6 thoughts on “Riya to Change Name, Looking to Sell Its Tech”

  1. The idea of selling their technology is a bit flawed.

    1. They’ll likely want to keep the personnel that developed Riya, leaving the new owner without the best people to improve the technology – those who created it originally.

    2. They invested a lot of money and failed to succeed. (They changed strategy because recognizing faces was more difficult than they thought!)

    Whoever buys their technology, even if it’s cheap, will end up having to invest a whole lot of additional money but has to hire the right people for that, first.

    Only one of the big corporations could do that, realistically: Yahoo, Microsoft or Google
    Google already owns Neven Vision. This leaves Yahoo and Microsoft.

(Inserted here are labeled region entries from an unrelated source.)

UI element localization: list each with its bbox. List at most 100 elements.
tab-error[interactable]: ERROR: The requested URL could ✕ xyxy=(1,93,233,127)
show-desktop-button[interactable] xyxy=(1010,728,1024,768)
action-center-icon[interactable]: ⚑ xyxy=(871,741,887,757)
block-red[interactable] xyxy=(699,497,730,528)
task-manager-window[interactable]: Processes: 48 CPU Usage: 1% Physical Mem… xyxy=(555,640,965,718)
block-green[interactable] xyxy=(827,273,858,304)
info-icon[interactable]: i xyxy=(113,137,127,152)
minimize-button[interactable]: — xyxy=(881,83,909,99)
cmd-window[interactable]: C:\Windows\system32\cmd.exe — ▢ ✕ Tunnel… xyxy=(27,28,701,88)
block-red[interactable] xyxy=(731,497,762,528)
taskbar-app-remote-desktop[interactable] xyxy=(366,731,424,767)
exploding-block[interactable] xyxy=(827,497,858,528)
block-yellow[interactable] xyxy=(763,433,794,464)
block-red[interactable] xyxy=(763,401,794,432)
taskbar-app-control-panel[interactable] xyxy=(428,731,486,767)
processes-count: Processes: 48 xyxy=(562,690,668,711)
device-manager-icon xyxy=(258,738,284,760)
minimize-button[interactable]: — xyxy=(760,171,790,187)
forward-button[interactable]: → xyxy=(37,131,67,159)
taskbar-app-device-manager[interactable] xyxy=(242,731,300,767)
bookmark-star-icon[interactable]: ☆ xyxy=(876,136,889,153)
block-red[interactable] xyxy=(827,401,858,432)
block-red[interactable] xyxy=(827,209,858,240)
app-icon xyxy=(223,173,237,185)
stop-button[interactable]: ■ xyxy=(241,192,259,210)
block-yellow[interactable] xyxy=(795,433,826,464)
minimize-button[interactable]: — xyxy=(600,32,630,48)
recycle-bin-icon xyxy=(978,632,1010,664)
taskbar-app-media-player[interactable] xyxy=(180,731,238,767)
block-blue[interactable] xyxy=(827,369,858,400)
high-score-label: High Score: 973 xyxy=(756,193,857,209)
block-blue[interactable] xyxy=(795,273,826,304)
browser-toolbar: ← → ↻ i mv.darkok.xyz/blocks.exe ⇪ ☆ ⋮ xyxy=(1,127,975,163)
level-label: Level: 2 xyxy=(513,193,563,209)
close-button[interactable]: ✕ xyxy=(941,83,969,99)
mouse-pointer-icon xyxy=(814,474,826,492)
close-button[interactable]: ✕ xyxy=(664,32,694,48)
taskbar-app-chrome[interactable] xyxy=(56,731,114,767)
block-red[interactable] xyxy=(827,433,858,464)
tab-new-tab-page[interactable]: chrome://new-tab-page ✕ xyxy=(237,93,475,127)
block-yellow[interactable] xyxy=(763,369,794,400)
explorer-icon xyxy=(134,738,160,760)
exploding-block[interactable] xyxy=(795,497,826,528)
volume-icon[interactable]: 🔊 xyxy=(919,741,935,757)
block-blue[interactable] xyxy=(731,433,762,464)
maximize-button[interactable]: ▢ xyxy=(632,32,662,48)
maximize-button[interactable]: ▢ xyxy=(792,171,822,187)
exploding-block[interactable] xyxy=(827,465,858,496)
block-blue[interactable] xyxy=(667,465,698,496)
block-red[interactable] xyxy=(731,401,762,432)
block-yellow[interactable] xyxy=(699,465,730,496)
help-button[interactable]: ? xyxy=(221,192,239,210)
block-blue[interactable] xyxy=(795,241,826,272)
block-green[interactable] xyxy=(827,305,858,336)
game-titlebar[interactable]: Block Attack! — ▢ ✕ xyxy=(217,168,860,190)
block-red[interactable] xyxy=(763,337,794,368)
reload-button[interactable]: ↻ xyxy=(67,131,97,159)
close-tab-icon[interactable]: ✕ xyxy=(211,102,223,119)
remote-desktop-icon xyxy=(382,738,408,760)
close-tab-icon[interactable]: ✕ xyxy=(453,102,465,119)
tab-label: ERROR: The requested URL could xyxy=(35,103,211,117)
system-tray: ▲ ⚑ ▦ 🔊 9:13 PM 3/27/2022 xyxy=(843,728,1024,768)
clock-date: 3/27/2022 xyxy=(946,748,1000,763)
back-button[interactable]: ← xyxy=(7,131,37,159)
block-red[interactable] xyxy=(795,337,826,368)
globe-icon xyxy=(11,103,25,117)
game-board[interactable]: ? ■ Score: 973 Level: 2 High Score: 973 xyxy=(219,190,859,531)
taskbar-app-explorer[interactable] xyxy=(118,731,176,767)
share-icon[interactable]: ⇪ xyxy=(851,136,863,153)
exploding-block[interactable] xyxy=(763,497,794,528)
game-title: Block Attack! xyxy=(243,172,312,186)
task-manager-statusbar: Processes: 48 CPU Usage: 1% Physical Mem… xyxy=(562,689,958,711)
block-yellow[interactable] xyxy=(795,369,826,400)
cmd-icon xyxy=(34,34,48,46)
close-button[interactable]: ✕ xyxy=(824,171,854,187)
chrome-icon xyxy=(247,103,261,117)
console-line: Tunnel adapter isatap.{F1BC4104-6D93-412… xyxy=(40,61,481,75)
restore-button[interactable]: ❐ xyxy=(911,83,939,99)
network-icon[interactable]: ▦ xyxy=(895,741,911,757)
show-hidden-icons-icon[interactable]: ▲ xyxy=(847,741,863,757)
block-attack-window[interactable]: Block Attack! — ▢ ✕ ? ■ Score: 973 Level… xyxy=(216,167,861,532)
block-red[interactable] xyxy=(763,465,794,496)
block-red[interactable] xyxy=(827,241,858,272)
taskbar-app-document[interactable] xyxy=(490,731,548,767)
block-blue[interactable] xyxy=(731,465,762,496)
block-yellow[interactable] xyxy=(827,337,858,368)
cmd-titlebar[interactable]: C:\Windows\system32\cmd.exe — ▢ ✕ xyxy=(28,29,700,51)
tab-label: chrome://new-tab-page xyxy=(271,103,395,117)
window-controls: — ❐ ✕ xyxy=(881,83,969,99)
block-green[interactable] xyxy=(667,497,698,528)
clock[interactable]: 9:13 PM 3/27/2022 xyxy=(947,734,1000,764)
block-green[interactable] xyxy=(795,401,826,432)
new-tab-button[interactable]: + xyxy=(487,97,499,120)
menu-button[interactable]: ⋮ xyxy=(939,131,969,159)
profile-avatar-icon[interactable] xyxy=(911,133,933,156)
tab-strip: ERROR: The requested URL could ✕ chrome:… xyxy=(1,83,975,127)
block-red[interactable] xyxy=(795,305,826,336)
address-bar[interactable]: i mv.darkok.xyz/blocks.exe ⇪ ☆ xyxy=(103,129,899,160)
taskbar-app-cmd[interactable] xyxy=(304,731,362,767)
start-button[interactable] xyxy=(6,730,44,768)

    I have a possible model for using Riya, though. Microsoft could buy the company and open up the technology. They could give away the technology (via an API) for free and restricted (maximum 100 calls free per day) to developers and sell “recognition-appliances” to developers and companies that need more.

    Facebook could be enhanced a lot through that, and Microsoft could buy a lot of fans in the technology-crowd!

  2. i read this story as munjal desperately trying to get some hits to like.com. it is nothing more then his game of trying to create his usual hype. WTF is like.com? why would somebody fund it? and why would somebody use it?

  3. Munjal spends cash like Paris Hilton. I agree with bbub – he’s hyping Like and trying to “raise money” by selling the Riya turd because VCs won’t invest any more in Like.

    12-18 months, Like will be on the ash heap. Why do people keep giving this guy money?

  4. You can get the technology from a Visual Search Company called PIXSTA (www.pixsta.com), no need to buy Riya. Having successfully build a publisher network, they offer Product Level Advertisement via the Pixsta AdImage application. Pixsta looks much more like true visual search, versus just another e-commerce like.com page. Pixsta offers true algorithmic results. Inputs are images, outputs are images. Very fast navigation with millions of images. I have always liked the innovative interface the guys have developed.

  5. This guy has no idea how to operate a successful business. Munjahl is egotistical, and while the site is driving some traffic, I doubt it will have success given his approach. Successful cse’s thrive not only on their underlying technology and algorithms, but on their ability to listen to their clients and customers. Like.com management sorely lacks this.